Almost three years ago, Clayton Lockett and Charles Warner were scheduled for execution in Oklahoma on the same night. You might remember that it didn’t go well. Of the two, only Lockett was killed that evening, and the manner of his death—the 43-minutes of torture—still haunts us. Our state government spent many months on investigations and lawsuits stemming from its cruelty.
Now across our eastern border, we see a governor planning seven executions with the same recipe: a failed drug called midazolam, an accelerated schedule of two executions a day, and a complex procedure involving multiple drugs that really shouldn’t be rushed. Over here in Oklahoma, we’ve lived Arkansas’s future, and we don’t recommend it.
Governor Hutchinson’s goal is to use his supply of midazolam before it expires on April 30. This drug is unfit for executions because it can’t reliably put someone into a steady, deep, coma-like sleep—a state necessary to prevent the severe pain that comes with the drugs injected later. We know this firsthand in Oklahoma.
On April 29, 2014, our state corrections staff gave midazolam to Clayton Lockett. When they thought he had lost consciousness, they administered the drugs that cause extraordinary pain. Just three minutes after declaring him unconscious, corrections staff saw Lockett begin to move under the gurney’s straps. He clenched his teeth. He writhed, and he talked.

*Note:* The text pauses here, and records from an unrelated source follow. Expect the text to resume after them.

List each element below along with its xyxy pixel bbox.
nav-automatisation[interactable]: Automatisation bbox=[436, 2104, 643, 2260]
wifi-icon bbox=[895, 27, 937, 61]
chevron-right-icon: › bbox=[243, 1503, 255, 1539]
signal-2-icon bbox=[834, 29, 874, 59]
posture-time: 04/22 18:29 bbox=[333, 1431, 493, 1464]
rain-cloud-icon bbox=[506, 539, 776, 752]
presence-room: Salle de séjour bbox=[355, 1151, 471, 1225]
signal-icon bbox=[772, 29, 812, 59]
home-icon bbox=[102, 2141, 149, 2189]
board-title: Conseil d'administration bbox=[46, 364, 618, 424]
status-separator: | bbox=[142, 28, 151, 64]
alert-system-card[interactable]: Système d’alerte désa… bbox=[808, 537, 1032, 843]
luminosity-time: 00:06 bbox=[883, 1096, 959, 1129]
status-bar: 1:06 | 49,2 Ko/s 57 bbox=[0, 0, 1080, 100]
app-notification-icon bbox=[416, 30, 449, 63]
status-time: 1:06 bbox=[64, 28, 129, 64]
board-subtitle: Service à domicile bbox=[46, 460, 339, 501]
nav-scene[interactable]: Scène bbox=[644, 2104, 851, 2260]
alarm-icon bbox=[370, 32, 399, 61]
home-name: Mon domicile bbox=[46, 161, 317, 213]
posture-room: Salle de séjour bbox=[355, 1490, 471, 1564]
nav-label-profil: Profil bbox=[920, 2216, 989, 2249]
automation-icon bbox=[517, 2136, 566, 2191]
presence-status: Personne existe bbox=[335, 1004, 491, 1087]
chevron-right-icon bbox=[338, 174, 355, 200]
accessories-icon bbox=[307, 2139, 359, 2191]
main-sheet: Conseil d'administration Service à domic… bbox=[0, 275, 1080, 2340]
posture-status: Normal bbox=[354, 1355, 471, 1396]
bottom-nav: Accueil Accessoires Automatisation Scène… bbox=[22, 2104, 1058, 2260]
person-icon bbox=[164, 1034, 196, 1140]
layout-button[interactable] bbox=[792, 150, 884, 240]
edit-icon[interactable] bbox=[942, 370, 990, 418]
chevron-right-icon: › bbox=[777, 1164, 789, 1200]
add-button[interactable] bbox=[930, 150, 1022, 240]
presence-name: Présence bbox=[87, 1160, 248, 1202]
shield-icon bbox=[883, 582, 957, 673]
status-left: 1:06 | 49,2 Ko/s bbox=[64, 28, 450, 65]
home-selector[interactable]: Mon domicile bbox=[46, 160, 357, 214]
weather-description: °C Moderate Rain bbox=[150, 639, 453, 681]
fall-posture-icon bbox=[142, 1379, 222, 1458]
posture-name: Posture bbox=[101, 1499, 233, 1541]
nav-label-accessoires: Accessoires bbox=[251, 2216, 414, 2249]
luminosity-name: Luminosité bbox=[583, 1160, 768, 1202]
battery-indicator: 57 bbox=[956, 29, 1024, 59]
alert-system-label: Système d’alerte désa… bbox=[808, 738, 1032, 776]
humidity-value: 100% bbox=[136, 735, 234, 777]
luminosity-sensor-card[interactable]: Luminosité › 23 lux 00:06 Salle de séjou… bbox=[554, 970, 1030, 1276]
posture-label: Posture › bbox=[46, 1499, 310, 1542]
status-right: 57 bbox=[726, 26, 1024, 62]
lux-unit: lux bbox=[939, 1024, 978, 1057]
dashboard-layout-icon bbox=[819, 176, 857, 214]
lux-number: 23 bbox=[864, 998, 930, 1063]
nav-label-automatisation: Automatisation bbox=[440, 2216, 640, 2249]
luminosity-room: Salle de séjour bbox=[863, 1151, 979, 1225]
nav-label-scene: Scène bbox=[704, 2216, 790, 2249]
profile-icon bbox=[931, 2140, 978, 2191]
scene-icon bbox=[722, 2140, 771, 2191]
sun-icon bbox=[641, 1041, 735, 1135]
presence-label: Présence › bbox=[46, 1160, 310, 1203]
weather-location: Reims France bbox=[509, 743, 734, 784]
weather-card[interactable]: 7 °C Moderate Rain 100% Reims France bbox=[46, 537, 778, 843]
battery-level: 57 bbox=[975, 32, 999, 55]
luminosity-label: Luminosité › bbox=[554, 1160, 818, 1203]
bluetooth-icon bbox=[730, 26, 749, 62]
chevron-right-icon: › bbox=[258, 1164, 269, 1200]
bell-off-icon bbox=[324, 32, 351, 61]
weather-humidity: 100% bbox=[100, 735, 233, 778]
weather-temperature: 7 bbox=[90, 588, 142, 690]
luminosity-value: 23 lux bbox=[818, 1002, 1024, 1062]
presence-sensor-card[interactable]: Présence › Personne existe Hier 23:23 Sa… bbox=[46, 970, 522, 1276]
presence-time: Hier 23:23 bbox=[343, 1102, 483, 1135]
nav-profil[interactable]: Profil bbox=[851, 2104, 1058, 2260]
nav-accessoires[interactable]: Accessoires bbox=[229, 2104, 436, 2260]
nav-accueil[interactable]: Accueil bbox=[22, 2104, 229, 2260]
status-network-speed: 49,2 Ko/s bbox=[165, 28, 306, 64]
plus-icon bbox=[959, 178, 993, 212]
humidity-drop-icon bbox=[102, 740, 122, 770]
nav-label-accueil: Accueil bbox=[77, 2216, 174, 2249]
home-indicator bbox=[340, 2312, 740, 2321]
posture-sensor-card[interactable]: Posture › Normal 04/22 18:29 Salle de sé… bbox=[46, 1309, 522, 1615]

Midazolam wasn’t the only problem that night. Corrections staff took 51 minutes and at least 16 tries to insert Lockett’s IV, before finally placing the IV in Lockett’s groin. The line became dislodged at some point in the execution. We don’t know when because the supervising doctor noticed only after Lockett was visibly struggling. At that point, the doctor ordered staff to draw the curtain, blocking the witnesses’ view of the execution. He tried to push the IV back in but punctured Lockett’s artery instead. It was “a bloody mess,” in the words of the warden. Prison officials frantically called the governor’s general counsel, and the head of the Department of Corrections eventually stopped the execution. Lockett died ten minutes later. Because Lockett’s execution was so terribly botched, the Department of Corrections postponed Charles Warner’s execution. He was executed more than a year later.
Our state’s Department of Public Safety concluded that the staff’s errors came from the stress of trying to pull off two executions in one night. As a result, we now separate executions by at least a week. Governor Hutchinson’s plan for Arkansas—lethal injection for seven people in ten days, at a rate of two per day—seems doomed for failure and scandal.
In Oklahoma, the botched execution of Clayton Lockett consumed our government and our courts for more than a year. We had internal reviews, external investigations, reports, lawsuits, and more—all because our governor had gone ahead with a risky plan for putting someone to death. She gambled with torture, and she lost. Big.
Even before Lockett and Warner’s scheduled execution date, our governor knew that midazolam was unreliable in lethal injection. Four months earlier, Dennis McGuire’s execution in Ohio took far longer than it should have. He gasped, snorted, and choked throughout. The evidence against midazolam since then has only grown, with the botched executions of Joseph Wood in Arizona the same year as Lockett’s and of Roland Smith Jr. in Alabama this past December.
Arkansas can avoid the disaster ahead. Governor Hutchinson should call off his plan for seven executions by lethal injection and let his midazolam expire.